Rupert Bradstock of Property Vision, an agency that searches, negotiates and advises, says that a typical question from a new client is, "What happens if we find a house first?"

"I tell them we would look at the circumstances," he says, then goes on to explain that by taking on a limited number of buyers and making sure they are not chasing the same kind of property, there is less chance of missing something.

Even so, house-hunting for the perfect property takes time - and if you are paying someone to do the foot-slogging, you can afford to be choosy. A contract with Property Vision is for a year and within that time a house can easily turn up by other means. The firm have recently negotiated a sale between two relatives; sometimes they will get the nod from clients that a particularly tasty property is about to become a casualty of divorce and could the agency check it out?

Bradstock says they regard themselves as trusted advisers rather than just buying agents, but whoever a would-be purchaser employs, they should look at the letter of the contract and not simply rely on a verbal agreement. "We would not be claiming commission after seven years," he adds.

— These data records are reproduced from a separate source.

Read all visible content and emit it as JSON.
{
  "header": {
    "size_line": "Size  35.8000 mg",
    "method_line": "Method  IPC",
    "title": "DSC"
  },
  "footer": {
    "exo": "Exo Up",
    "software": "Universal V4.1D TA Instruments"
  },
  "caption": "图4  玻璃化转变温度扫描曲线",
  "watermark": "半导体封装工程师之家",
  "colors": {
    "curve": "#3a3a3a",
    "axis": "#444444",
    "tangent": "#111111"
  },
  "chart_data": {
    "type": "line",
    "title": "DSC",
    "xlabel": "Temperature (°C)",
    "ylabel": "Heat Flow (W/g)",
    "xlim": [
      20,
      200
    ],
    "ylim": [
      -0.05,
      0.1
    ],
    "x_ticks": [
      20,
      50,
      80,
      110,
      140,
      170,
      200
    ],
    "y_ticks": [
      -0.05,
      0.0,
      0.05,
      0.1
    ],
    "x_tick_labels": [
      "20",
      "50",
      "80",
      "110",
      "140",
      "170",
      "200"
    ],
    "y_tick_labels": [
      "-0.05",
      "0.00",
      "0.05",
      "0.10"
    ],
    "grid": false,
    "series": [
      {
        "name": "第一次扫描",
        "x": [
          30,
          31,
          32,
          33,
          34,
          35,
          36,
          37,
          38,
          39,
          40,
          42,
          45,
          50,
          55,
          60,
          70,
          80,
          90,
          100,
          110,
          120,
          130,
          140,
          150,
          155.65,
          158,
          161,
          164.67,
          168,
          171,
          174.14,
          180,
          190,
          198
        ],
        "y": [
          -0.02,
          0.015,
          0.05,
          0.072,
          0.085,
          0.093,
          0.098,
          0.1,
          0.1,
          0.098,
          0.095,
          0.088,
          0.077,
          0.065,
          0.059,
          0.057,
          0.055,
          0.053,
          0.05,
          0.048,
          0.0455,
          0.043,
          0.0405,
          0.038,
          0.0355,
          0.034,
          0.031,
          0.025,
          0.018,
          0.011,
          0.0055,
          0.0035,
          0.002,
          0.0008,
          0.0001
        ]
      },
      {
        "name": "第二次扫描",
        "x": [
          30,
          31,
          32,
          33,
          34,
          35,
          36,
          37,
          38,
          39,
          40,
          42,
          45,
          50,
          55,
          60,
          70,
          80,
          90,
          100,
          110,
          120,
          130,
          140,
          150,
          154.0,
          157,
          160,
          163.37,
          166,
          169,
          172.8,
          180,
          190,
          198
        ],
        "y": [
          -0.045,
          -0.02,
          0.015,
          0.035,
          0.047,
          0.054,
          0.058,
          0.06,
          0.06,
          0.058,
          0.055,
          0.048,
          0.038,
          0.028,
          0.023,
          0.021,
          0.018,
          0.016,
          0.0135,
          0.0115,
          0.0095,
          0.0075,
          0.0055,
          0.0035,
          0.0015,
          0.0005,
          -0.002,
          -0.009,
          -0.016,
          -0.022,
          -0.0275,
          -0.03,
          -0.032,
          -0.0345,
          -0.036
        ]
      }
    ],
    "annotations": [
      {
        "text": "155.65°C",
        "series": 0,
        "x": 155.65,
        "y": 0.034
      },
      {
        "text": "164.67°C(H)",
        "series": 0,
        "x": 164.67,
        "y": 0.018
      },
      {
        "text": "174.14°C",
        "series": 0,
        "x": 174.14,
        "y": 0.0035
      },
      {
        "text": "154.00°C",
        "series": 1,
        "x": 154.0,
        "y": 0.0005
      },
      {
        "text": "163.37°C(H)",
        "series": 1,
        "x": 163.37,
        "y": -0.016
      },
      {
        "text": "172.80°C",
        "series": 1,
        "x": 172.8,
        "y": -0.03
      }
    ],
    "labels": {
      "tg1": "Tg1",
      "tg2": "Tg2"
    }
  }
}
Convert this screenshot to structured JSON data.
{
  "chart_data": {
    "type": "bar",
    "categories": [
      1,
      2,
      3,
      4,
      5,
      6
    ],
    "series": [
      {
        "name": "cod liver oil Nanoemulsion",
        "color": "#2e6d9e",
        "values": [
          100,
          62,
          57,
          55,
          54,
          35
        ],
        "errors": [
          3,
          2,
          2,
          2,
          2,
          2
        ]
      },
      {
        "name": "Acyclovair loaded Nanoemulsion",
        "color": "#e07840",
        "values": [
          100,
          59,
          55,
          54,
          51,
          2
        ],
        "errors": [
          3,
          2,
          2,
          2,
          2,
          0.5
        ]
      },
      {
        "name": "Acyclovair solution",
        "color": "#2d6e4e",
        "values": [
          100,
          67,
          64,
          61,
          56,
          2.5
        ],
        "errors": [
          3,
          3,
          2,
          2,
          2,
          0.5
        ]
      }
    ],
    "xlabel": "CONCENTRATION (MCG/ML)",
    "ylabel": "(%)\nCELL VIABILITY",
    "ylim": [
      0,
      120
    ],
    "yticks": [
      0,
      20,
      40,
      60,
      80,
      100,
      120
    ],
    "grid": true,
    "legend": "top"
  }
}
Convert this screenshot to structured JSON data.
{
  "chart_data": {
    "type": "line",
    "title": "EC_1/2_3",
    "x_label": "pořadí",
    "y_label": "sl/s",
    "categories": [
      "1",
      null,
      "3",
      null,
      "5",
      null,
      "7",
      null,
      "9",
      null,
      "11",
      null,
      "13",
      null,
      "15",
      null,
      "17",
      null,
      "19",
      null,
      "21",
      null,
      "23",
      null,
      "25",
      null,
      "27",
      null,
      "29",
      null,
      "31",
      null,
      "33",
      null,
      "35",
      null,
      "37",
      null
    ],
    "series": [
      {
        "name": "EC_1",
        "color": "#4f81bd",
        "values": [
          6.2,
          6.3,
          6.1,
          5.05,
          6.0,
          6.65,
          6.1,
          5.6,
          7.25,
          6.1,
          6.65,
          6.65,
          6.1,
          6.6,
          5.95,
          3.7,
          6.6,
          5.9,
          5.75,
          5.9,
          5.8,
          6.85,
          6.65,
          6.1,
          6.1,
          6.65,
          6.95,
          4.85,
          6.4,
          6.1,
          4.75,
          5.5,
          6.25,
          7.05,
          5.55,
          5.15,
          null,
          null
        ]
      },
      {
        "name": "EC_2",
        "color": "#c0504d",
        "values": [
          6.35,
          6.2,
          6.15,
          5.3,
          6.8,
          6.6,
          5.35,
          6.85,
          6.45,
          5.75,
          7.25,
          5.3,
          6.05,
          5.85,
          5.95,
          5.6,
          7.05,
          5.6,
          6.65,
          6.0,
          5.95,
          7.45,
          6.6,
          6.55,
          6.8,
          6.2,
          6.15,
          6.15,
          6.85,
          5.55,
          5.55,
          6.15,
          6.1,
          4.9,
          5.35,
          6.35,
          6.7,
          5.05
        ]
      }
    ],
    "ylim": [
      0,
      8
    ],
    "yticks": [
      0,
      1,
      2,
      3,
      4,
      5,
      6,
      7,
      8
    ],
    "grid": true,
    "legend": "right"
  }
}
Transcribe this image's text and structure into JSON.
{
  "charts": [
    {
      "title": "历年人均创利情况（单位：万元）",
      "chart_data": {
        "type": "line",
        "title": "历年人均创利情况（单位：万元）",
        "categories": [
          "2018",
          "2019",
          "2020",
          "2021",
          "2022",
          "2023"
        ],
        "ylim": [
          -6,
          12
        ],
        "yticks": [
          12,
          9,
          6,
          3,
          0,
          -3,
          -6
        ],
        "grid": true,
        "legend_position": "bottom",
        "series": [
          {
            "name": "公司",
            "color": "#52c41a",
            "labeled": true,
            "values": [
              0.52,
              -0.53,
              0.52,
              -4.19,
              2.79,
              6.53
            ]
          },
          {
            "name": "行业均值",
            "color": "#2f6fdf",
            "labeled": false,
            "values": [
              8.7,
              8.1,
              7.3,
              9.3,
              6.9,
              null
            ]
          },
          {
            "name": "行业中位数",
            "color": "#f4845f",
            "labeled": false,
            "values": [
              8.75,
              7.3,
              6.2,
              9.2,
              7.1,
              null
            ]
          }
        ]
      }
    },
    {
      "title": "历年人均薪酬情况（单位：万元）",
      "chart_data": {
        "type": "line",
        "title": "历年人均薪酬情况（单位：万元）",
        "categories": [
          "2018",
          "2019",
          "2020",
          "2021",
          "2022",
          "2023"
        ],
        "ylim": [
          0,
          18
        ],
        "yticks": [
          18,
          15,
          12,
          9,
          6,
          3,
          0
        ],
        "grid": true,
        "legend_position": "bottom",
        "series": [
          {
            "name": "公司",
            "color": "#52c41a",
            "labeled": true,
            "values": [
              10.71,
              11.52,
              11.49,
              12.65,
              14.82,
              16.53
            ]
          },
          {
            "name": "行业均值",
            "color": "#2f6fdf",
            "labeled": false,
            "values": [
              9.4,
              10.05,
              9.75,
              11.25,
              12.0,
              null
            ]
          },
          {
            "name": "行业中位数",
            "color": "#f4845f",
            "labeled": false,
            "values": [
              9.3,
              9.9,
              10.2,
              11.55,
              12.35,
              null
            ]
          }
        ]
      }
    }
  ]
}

But what if a situation involved a vendor and the period were seven months, well beyond the agreement with the selling agent? A reader who recently found herself with no shortage of buyers for her family home in London could find nothing to buy. After months of searching she took it off the market for almost eight months.

"Right at the beginning some friends said they wanted to buy," she says. "We referred them to the agent, even though they had not heard about it through him. They kept in touch with us and when we finally found somewhere we asked if they were still interested at an increased price. We went ahead with the sale and did all the negotiations ourselves. We did inform the original agents, if somewhat reluctantly given their non-existent role."

Although the vendors felt not to have done so would have been indefensible, they did draw the line at paying a multiple agency fee. "We said we would only pay the sole agency fee of 2.5 per cent."

Discussion of all the details from the beginning tends to prevent problems from arising, and agents who are familiar with cases of relatives popping up as private buyers have learnt to ask at the outset whether anyone at all is in the frame. Peter Young of John D Wood recalls one client using the usual trick of suddenly taking the house off the market. "I only found out years later, when the purchaser asked me to sell the same house and produced the details I had originally sent out."

Generally, estate agents accept that there are some they will lose; they can't keep checking on everyone who has ended an agreement to see whether they have sold to a buyer introduced a year ago by them. Then again, £70 million houses take rather longer to fade from memory.